Começou pelo maternal.
Primeiro dia de aula:
Papai levando João Francisco para a salinha com as tias. “Tá aqui o material. Giz de cera, massinha, estojo, tinta guache, tinta de pintura a dedo, cola, uma resma de papel sulfite, quinze cartolinas coloridas. Qual a diferença de guache e pintura a dedo?”
“Ah, você é papai de primeira viagem, né? Você vai ver a diferença no presente dos dias dos pais! Você vai adorar!”
Último dia de aula:
“Oi, tia. Quanto sobrou daquelas folhas de papel branco?”
“Nada, papai.”
“Ele usou 500 folhas de papel?”
“Usou. Fez colagem, pintou e bordou!”
“Bordar não é com linha?”
“É força de expressão, papai”.
“Sei. Ah, sabe que eu ainda não entendi a diferença do guache para a tinta de pintura a dedo?”
“Com o guache, eles aprendem a usar o pincel. Com a tinta de dedo, aprendem a usar o dedo”.
O papai sabia que a tia estava sendo irônica, mas achou melhor ficar quieto.
O sonho passava rápido. A lista escolar ia crescendo a cada ano. Na quarta ou quinta série, João Francisco carregava a mochila como se fosse um burro de carga.
Quarta ou quinta série.
Primeiro dia de aula:
Papai vai até a escola pegar o pimpolho. Nota a mochila quase derrubando o coitadinho. Decide ir até a sala da coordenadora.
“Boa tarde. A senhora tem um minutinho?”
“Claro.”
“A senhora pode segurar a mochila do João Francisco durante um minutinho?”
“Como?”
“Ficar assim, com a mochila nas costas um minutinho só.”
“Claro que não!”
“Pois é, ele vai ter que ficar o ano inteiro com ela...”

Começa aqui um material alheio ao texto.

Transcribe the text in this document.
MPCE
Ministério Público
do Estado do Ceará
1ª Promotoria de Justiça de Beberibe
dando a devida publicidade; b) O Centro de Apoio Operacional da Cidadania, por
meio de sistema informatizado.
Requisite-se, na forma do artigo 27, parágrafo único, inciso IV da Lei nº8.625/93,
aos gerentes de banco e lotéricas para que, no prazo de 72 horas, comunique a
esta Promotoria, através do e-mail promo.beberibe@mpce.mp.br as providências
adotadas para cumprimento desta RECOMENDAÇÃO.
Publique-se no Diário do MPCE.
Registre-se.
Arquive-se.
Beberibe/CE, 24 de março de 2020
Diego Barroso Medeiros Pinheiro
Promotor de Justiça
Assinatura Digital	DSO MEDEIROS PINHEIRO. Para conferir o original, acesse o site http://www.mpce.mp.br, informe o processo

No sonho, João Francisco fica dois dias sem falar com o pai, por vergonha, e acaba mudando de colégio. Mas o material continua um absurdo de pesado. E vai ser assim durante todo o Ensino Fundamental. O sonho fica meio turbulento, o pai se mexe bastante na cama. Chega o Ensino Médio. Esse período é bastante curto no sonho.
Resumindo:
Papai na secretaria da escola.
“Você quer dizer que meu filho vai ter que comprar as apostilas da escola e não pode aproveitar as mesmas apostilas do primo dele?”
“É a política da escola, senhor.”
“A política da escola é ganhar dinheiro a qualquer custo?”

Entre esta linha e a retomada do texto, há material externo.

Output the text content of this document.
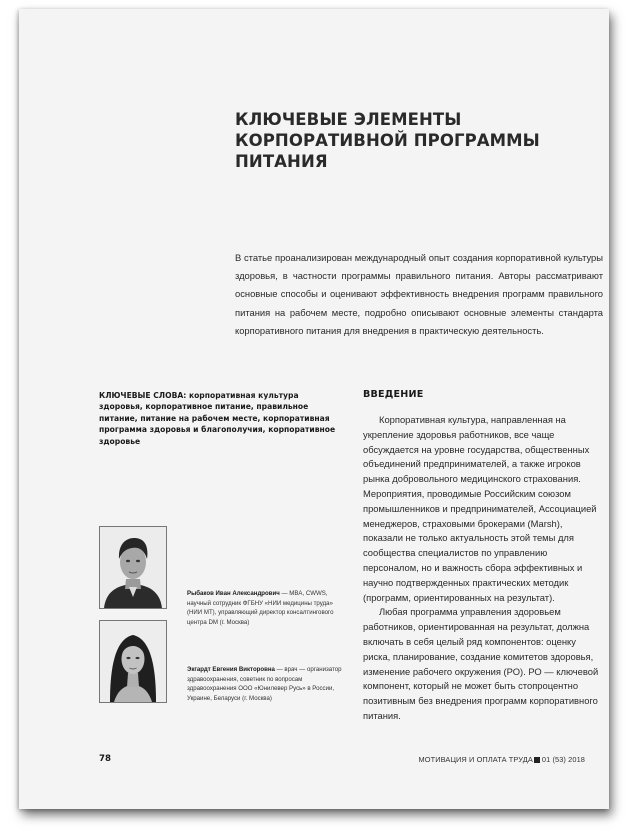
КЛЮЧЕВЫЕ ЭЛЕМЕНТЫ КОРПОРАТИВНОЙ ПРОГРАММЫ ПИТАНИЯ
В статье проанализирован международный опыт создания корпоративной культуры здоровья, в частности программы правильного питания. Авторы рассматривают основные способы и оценивают эффективность внедрения программ правильного питания на рабочем месте, подробно описывают основные элементы стандарта корпоративного питания для внедрения в практическую деятельность.
КЛЮЧЕВЫЕ СЛОВА: корпоративная культура здоровья, корпоративное питание, правильное питание, питание на рабочем месте, корпоративная программа здоровья и благополучия, корпоративное здоровье
ВВЕДЕНИЕ

Корпоративная культура, направленная на укрепление здоровья работников, все чаще обсуждается на уровне государства, общественных объединений предпринимателей, а также игроков рынка добровольного медицинского страхования. Мероприятия, проводимые Российским союзом промышленников и предпринимателей, Ассоциацией менеджеров, страховыми брокерами (Marsh), показали не только актуальность этой темы для сообщества специалистов по управлению персоналом, но и важность сбора эффективных и научно подтвержденных практических методик (программ, ориентированных на результат).

Любая программа управления здоровьем работников, ориентированная на результат, должна включать в себя целый ряд компонентов: оценку риска, планирование, создание комитетов здоровья, изменение рабочего окружения (РО). РО — ключевой компонент, который не может быть стопроцентно позитивным без внедрения программ корпоративного питания.

Рыбаков Иван Александрович — MBA, CWWS, научный сотрудник ФГБНУ «НИИ медицины труда» (НИИ МТ), управляющий директор консалтингового центра DM (г. Москва)
Экгардт Евгения Викторовна — врач — организатор здравоохранения, советник по вопросам здравоохранения ООО «Юнилевер Русь» в России, Украине, Беларуси (г. Москва)
78	МОТИВАЦИЯ И ОПЛАТА ТРУДА 01 (53) 2018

“Senhor, não posso responder a isso. O senhor pode falar com a coordenadora.”
“Eu odeio coordenadora. Meu filho já ficou sem falar comigo por causa de uma.”
João Francisco mudou duas vezes de escola no Ensino Médio. E sempre teve que comprar as apostilas. Mas isso o prejudicou bastante. Ele tinha vergonha e medo do pai ir à escola e dar mais um ataque. O menino faltava bastante e acabou não passando no Enem.
Papai acordou suado, branco, olhos arregalados.
Pesadelo, meu amor? Perguntou a mamãe.
Você não tem ideia... Mas pode ter certeza de que João Francisco vai estudar em colégio interno.